The God of Renewal: Entering the New Year with Confidence in God’s Eternal Faithfulness

 

At the core of Christianity is the concept of renewal. Indeed, this is more than just a mere concept; it is a reality every born-again Christian experiences. Today, on the brink of another new year, our thoughts go once more into what this means personally for us, and we would surmise, for every Christian.

When Christ was with us(humanity) on Earth, He taught us a lot about the Kingdom of God and a renewed relationship with our Creator within that Kingdom. Our renewed identity as Christians is not just something on the surface or found in one aspect but deep and enveloping. The Bible describes it in many ways. As a new birth, new heart, new strength, and new spirit. God intends and plans for His people to always progress toward a future of hope (Jeremiah 29:11).

 

 

The word renewal has close connotations with another term, regeneration. In principle, regeneration means to generate or to live again. In short, to live a new life. God regenerates us, making us spiritually alive through our faith in Christ, and then we live a life of continuous renewal through that faith.

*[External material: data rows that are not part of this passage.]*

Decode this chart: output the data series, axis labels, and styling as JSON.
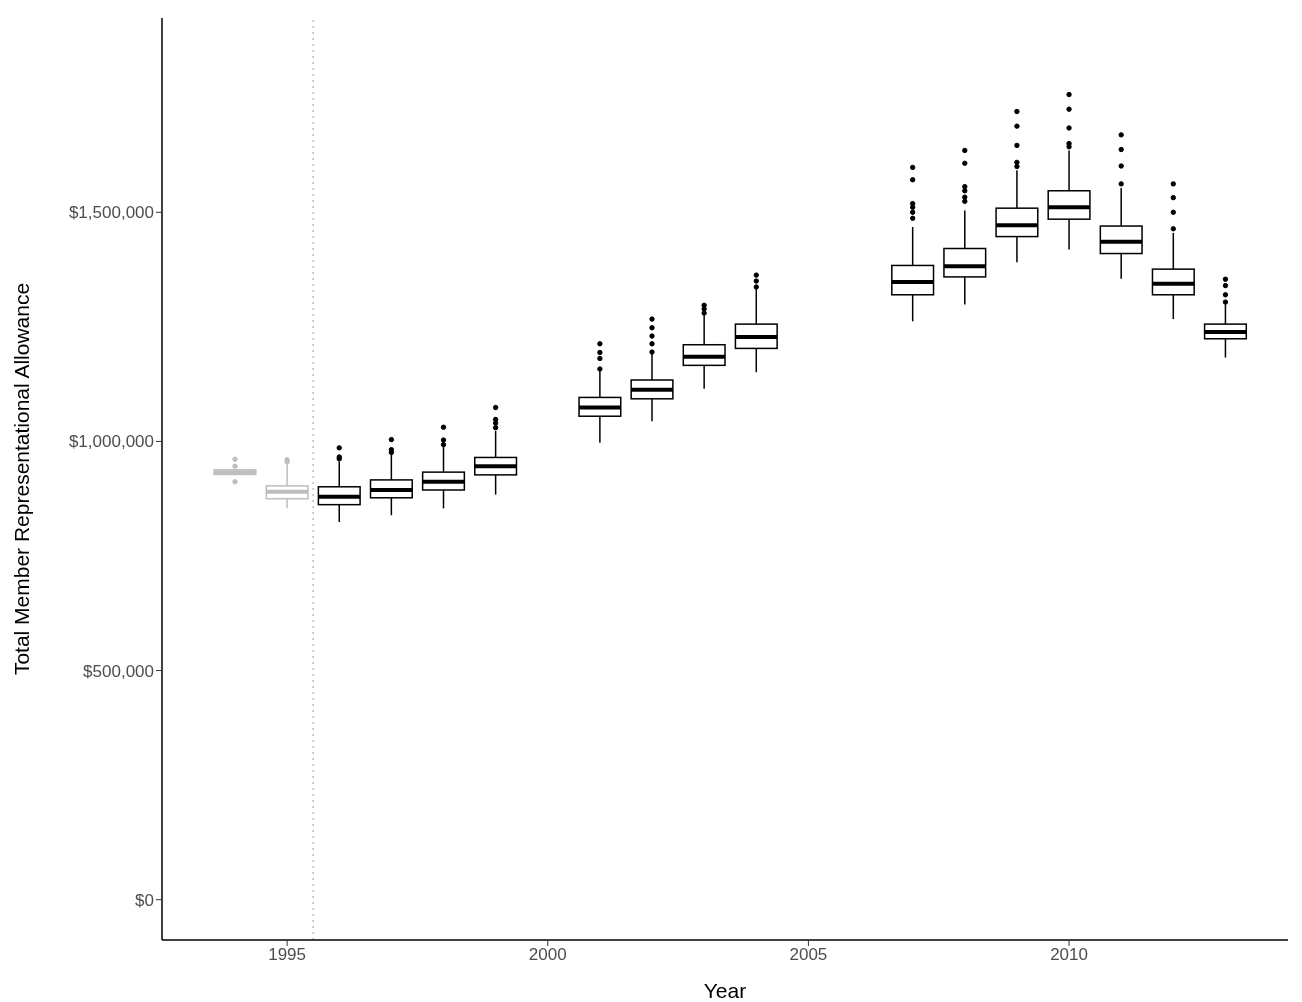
{
  "chart_data": {
    "type": "box",
    "xlabel": "Year",
    "ylabel": "Total Member Representational Allowance",
    "xlim": [
      1992.6,
      2014.2
    ],
    "xticks": [
      1995,
      2000,
      2005,
      2010
    ],
    "ylim": [
      -88000,
      1924000
    ],
    "yticks": [
      {
        "value": 0,
        "label": "$0"
      },
      {
        "value": 500000,
        "label": "$500,000"
      },
      {
        "value": 1000000,
        "label": "$1,000,000"
      },
      {
        "value": 1500000,
        "label": "$1,500,000"
      }
    ],
    "ref_lines": [
      {
        "axis": "x",
        "value": 1995.5,
        "color": "#bebebe",
        "line_style": "dotted"
      }
    ],
    "x": [
      1994,
      1995,
      1996,
      1997,
      1998,
      1999,
      2001,
      2002,
      2003,
      2004,
      2007,
      2008,
      2009,
      2010,
      2011,
      2012,
      2013
    ],
    "colors": [
      "#bebebe",
      "#bebebe",
      "#000000",
      "#000000",
      "#000000",
      "#000000",
      "#000000",
      "#000000",
      "#000000",
      "#000000",
      "#000000",
      "#000000",
      "#000000",
      "#000000",
      "#000000",
      "#000000",
      "#000000"
    ],
    "boxes": [
      {
        "low": 928000,
        "q1": 928000,
        "median": 933000,
        "q3": 938000,
        "high": 938000,
        "outliers": [
          912000,
          946000,
          961000
        ]
      },
      {
        "low": 854000,
        "q1": 875000,
        "median": 890000,
        "q3": 903000,
        "high": 950000,
        "outliers": [
          955000,
          960000
        ]
      },
      {
        "low": 824000,
        "q1": 862000,
        "median": 879000,
        "q3": 901000,
        "high": 956000,
        "outliers": [
          962000,
          966000,
          986000
        ]
      },
      {
        "low": 839000,
        "q1": 877000,
        "median": 894000,
        "q3": 916000,
        "high": 971000,
        "outliers": [
          976000,
          982000,
          1004000
        ]
      },
      {
        "low": 854000,
        "q1": 894000,
        "median": 912000,
        "q3": 933000,
        "high": 989000,
        "outliers": [
          993000,
          1003000,
          1031000
        ]
      },
      {
        "low": 884000,
        "q1": 927000,
        "median": 946000,
        "q3": 965000,
        "high": 1023000,
        "outliers": [
          1030000,
          1040000,
          1048000,
          1074000
        ]
      },
      {
        "low": 997000,
        "q1": 1055000,
        "median": 1074000,
        "q3": 1096000,
        "high": 1153000,
        "outliers": [
          1158000,
          1181000,
          1194000,
          1213000
        ]
      },
      {
        "low": 1044000,
        "q1": 1093000,
        "median": 1113000,
        "q3": 1134000,
        "high": 1192000,
        "outliers": [
          1195000,
          1213000,
          1230000,
          1248000,
          1267000
        ]
      },
      {
        "low": 1115000,
        "q1": 1166000,
        "median": 1185000,
        "q3": 1211000,
        "high": 1275000,
        "outliers": [
          1280000,
          1289000,
          1297000
        ]
      },
      {
        "low": 1151000,
        "q1": 1203000,
        "median": 1228000,
        "q3": 1256000,
        "high": 1333000,
        "outliers": [
          1337000,
          1350000,
          1363000
        ]
      },
      {
        "low": 1262000,
        "q1": 1320000,
        "median": 1348000,
        "q3": 1384000,
        "high": 1468000,
        "outliers": [
          1487000,
          1500000,
          1511000,
          1519000,
          1571000,
          1598000
        ]
      },
      {
        "low": 1299000,
        "q1": 1359000,
        "median": 1382000,
        "q3": 1421000,
        "high": 1504000,
        "outliers": [
          1524000,
          1533000,
          1547000,
          1556000,
          1607000,
          1635000
        ]
      },
      {
        "low": 1391000,
        "q1": 1447000,
        "median": 1472000,
        "q3": 1509000,
        "high": 1592000,
        "outliers": [
          1600000,
          1609000,
          1646000,
          1688000,
          1720000
        ]
      },
      {
        "low": 1419000,
        "q1": 1485000,
        "median": 1511000,
        "q3": 1547000,
        "high": 1635000,
        "outliers": [
          1643000,
          1650000,
          1684000,
          1725000,
          1757000
        ]
      },
      {
        "low": 1355000,
        "q1": 1410000,
        "median": 1436000,
        "q3": 1470000,
        "high": 1553000,
        "outliers": [
          1562000,
          1601000,
          1637000,
          1669000
        ]
      },
      {
        "low": 1267000,
        "q1": 1320000,
        "median": 1344000,
        "q3": 1376000,
        "high": 1455000,
        "outliers": [
          1464000,
          1500000,
          1532000,
          1562000
        ]
      },
      {
        "low": 1183000,
        "q1": 1224000,
        "median": 1239000,
        "q3": 1256000,
        "high": 1299000,
        "outliers": [
          1304000,
          1320000,
          1340000,
          1354000
        ]
      }
    ]
  }
}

At the center of the Gospel message is God working to restore fellowship with humankind and all creation, once separated from Him by sin and disobedience. This work by God stems from one of His central character traits, love. His love is the motivating force that moves to unite us with Him and our brethren. It brings salvation and eternal life and blesses us with His relationship and grace. In the process, God promises renewal at every point of our being and life.

We cannot achieve this kind of renewal on our own. Jesus made it possible at Calvary with His great sacrifice on our behalf. Through that sacrifice, Christ establishes a new covenant between God and us and opens the way to God’s blessing to all who believe. Through our faith in Christ and that new covenant, we gain a new self that looks more like the humanity God always intended, pure and unblemished, filled with righteousness and holiness (Ephesians 4:24).

Our new selves relate to God through Christ in a new and living way. We are not yet perfect, yet there is progressive growth in love, joy, and peace as we seek, find, and follow Christ. This, in essence, is what it means to carry the name of someone who belongs to Christ.

 

 

From our renewed identity comes many other renewals. But it does not end there. The culmination of the whole of this is a new heaven and new earth (2 Peter 3:13). Our renewal is not just a reformed worldview or orientation in life, significant though that may be. It is a preparation for something greater in our futures. One day, God will complete His work to its full extent. We will receive new incorruptible resurrection bodies (1 Corinthians 15:52) that will live forever with God in that new Kingdom.

Long ago, just after the Creation, God had made humankind as He had originally intended. We were made perfect, and our purpose was to have a relationship with God that was so intimate it was like father and child.

Just recently, we celebrated Christmas. We know that Christ came that first time so that He could establish a new covenant between God and us. This new covenant through Christ is part of a deep, enduring, and sustained plan by God to return all of creation back to its original design. And in that plan, God has always kept us in His mind.

 

 

One day Christ Jesus will bring the plan to culmination and completion. And even the physical will be as they were in the Garden. What we read in Revelation is an echo, a re-creation of that first paradise in Genesis. But this time, it will be on a grander scale, one able to accommodate all the people over the centuries who have embraced Christ and received eternal life.

As we usher in a new year and all thoughts turn to renewal, let us as Christians hold on unwaveringly to our hope and look to that most significant of God’s promises for we know He is faithful (Hebrews 10:23).